Separating line items into discretionary/nondiscretionary as regular practice and the 16-day limit by statute do no harm unless one considers increasing legislative power and decreasing gubernatorial power as harm. But the remaining component, declaring funds either recurring or nonrecurring and not allowing nonrecurring funds used for recurring purposes, promises considerable harm if done with politics in mind.

It depends on how “nonrecurring” is defined. Certainly calling funds that come, for example, from asset sales cannot be termed anything else. But it is mistaken, if not deceptive, to call funds drawn from dedicated funds for their use for another purpose, often called “one-time money,” “nonrecurring” in this sense (which may be interpreted as such from the language in their draft legislation).

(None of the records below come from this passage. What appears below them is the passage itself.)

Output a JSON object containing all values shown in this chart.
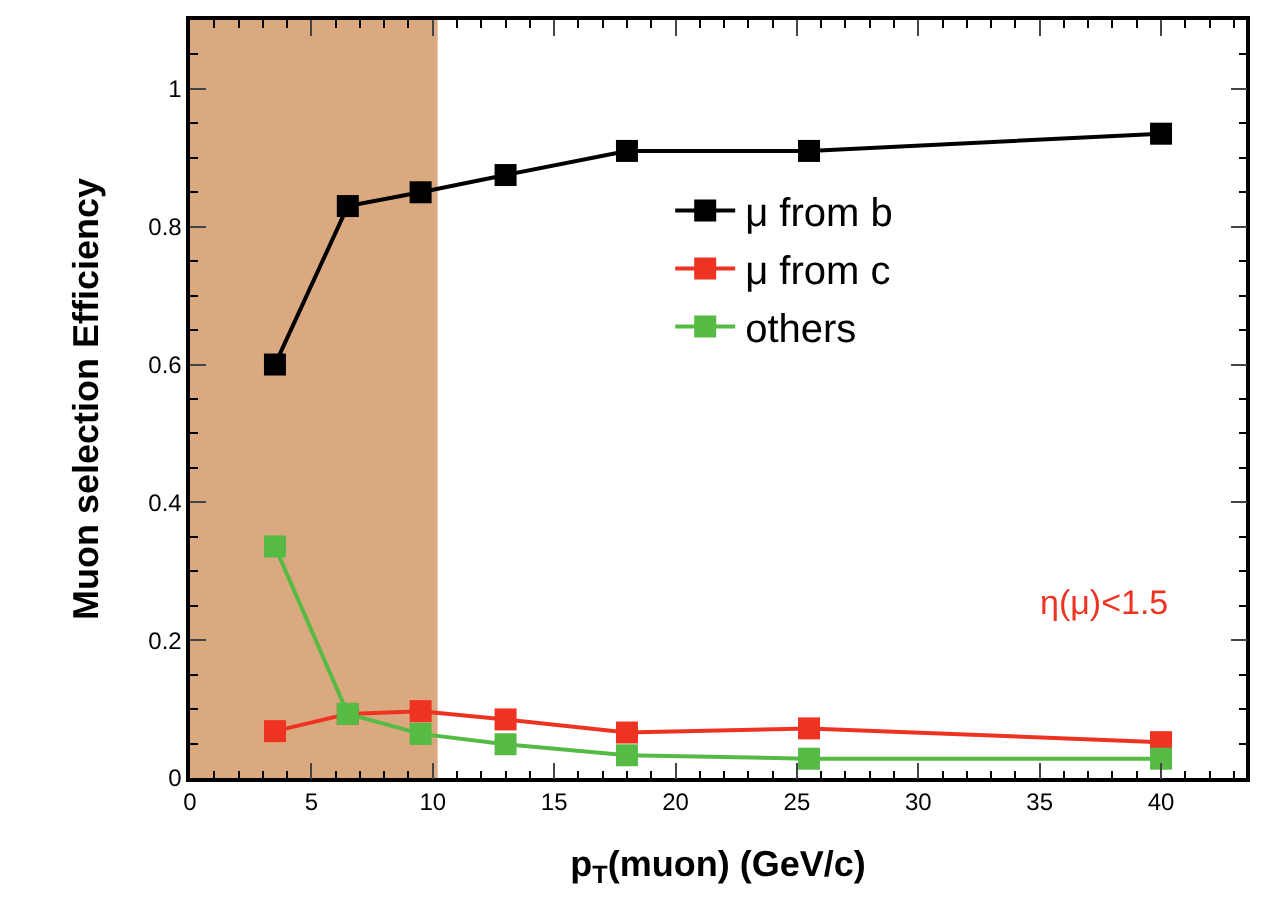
{
  "chart_data": {
    "type": "line",
    "xlabel": "p$_{T}$(muon) (GeV/c)",
    "ylabel": "Muon selection Efficiency",
    "x": [
      3.5,
      6.5,
      9.5,
      13,
      18,
      25.5,
      40
    ],
    "series": [
      {
        "name": "μ from b",
        "color": "#000000",
        "values": [
          0.6,
          0.83,
          0.85,
          0.875,
          0.91,
          0.91,
          0.935
        ]
      },
      {
        "name": "μ from c",
        "color": "#ee3322",
        "values": [
          0.068,
          0.093,
          0.097,
          0.085,
          0.066,
          0.072,
          0.052
        ]
      },
      {
        "name": "others",
        "color": "#55bb44",
        "values": [
          0.336,
          0.093,
          0.064,
          0.049,
          0.033,
          0.028,
          0.028
        ]
      }
    ],
    "xlim": [
      0,
      43.5
    ],
    "ylim": [
      0,
      1.1
    ],
    "xticks": [
      0,
      5,
      10,
      15,
      20,
      25,
      30,
      35,
      40
    ],
    "yticks": [
      0,
      {
        "value": 0.2,
        "label": "0.2"
      },
      {
        "value": 0.4,
        "label": "0.4"
      },
      {
        "value": 0.6,
        "label": "0.6"
      },
      {
        "value": 0.8,
        "label": "0.8"
      },
      1
    ],
    "bands": [
      {
        "axis": "x",
        "from": 0,
        "to": 10.2,
        "color": "#d49a68"
      }
    ],
    "annotations": [
      "η(μ)<1.5"
    ],
    "marker": "square",
    "line_style": "solid",
    "legend": "top right"
  }
}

As noted previously, there is much conceptual confusion over what is this one-time money. Typically, it comprises funds forcibly gathered by some dedication in excess of their actual need, meaning excess, idle monies build up over time. Contrary to the fiction that Geymann and others have spread on multiple occasions, they feature largely predictable revenue streams, money that is available year after year.

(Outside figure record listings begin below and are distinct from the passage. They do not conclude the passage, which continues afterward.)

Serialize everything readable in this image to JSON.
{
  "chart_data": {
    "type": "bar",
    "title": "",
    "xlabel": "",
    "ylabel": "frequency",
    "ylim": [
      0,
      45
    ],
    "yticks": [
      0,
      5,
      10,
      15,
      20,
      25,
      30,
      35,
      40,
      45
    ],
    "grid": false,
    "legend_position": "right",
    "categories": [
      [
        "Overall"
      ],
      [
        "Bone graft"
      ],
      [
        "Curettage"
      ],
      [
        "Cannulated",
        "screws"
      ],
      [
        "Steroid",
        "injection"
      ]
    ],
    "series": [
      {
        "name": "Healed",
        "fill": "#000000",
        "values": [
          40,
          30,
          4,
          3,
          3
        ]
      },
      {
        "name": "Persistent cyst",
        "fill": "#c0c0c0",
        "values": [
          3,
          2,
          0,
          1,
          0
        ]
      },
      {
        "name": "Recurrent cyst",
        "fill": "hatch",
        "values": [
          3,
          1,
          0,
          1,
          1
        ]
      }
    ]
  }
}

So, if the legislation is drawn up make the usage of one-time money practice automatically off-limits (although probably with some override procedure, such as a through two-thirds majority, similar to the House rule colloquially bearing Geymann’s name), this represents not a forward but backwards move. The ability to drain idle, excess funds provides a necessary corrective to the orgy of dedication of funds that hampers rational budgeting, as it is the only treatment at this time for that disease of failure to make priorities and lack of taking responsibility by legislators.

Understandably, the reform folks want to focus on procedure, not specific revenue-generating means (the purview of another legislative effort going on currently). However, that means at best they only can treat the symptoms, and thus the real problem with this is legislators can use this provision as a fig leaf to cover up their failure of will, their chronic hiding behind dedications to let them throw up their hands in futility while claiming them simultaneously tied in making spending choices, but also claiming because they have cordoned off scarlet money they have made budgeting better. This avoids the real underlying cause of budgeting stress, misallocation of revenues on autopilot, and instead puts up as a straw man the issue of transferring money from a fund likely to be replenished for general use.

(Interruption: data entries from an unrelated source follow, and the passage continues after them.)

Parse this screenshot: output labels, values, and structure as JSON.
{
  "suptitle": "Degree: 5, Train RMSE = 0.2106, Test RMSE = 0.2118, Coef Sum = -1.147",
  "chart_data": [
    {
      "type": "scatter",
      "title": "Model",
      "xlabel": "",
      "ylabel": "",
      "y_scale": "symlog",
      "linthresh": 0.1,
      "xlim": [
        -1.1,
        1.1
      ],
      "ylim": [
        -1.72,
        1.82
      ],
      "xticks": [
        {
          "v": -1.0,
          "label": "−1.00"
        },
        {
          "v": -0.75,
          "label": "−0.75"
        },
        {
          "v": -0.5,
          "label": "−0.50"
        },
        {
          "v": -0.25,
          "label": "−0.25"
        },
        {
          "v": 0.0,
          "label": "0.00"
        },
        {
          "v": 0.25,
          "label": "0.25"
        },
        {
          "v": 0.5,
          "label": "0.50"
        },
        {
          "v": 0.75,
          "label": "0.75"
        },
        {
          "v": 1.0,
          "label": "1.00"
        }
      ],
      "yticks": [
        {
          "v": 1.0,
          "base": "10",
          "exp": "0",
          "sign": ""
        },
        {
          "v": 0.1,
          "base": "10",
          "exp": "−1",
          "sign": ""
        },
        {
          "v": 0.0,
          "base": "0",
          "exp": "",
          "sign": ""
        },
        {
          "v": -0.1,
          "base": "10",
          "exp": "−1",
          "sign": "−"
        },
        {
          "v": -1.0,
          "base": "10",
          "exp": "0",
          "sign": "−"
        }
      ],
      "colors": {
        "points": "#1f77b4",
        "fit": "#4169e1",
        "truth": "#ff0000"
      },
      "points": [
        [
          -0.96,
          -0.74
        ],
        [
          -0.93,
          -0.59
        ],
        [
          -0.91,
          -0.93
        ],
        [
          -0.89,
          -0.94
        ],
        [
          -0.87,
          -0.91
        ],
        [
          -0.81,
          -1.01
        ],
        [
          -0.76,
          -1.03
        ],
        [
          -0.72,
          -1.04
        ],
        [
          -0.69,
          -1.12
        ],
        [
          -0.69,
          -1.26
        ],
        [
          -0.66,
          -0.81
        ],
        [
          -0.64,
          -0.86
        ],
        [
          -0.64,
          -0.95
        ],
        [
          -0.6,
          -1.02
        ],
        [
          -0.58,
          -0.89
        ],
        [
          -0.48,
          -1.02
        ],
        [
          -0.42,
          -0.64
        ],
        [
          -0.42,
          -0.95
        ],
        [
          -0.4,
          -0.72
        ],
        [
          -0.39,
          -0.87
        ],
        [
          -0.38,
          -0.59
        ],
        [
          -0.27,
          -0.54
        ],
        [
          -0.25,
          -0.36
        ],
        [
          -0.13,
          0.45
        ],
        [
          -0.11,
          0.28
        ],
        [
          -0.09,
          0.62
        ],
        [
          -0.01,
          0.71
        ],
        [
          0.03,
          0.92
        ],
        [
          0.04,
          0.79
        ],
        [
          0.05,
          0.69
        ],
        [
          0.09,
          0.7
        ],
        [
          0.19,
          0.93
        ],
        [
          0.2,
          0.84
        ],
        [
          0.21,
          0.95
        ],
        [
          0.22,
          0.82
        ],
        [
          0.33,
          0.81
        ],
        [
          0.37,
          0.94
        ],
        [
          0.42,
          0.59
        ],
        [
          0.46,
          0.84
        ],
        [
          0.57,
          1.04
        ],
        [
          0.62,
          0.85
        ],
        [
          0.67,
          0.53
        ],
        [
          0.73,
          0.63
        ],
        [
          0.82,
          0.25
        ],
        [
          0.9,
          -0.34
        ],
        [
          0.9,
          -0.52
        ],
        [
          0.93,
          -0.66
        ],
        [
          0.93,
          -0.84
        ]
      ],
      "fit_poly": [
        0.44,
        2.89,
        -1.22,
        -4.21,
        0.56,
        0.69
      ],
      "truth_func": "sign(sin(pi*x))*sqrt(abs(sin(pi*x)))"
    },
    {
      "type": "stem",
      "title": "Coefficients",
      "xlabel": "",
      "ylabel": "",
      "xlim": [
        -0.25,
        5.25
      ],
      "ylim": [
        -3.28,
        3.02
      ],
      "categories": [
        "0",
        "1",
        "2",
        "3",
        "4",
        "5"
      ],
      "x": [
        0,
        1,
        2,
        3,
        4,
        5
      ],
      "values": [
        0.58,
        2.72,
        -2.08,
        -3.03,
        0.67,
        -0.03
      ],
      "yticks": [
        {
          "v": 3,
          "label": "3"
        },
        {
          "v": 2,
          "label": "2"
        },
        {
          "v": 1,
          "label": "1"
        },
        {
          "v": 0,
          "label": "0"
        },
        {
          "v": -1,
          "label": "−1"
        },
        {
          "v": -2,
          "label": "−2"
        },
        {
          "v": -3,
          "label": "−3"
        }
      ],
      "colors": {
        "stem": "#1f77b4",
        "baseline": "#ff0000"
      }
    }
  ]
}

This creates the danger that posturing replaces substance, and little if any real beneficial change occurs, which always has been the Achilles’ heel of Geymann’s gang to date. Ensure there is no stricture that one-time money cannot be used at all or without some kind of supermajority, and these measures can’t make matters worse, although on esthetic grounds they need to be solutions in statute, not though amendment. Keep it in, and not only does it tighten the straitjacket smothering Louisiana fiscal policy-making, but it creates the bad temptation to declare the disease cured even as it continues to fester and grow as a debilitating menace.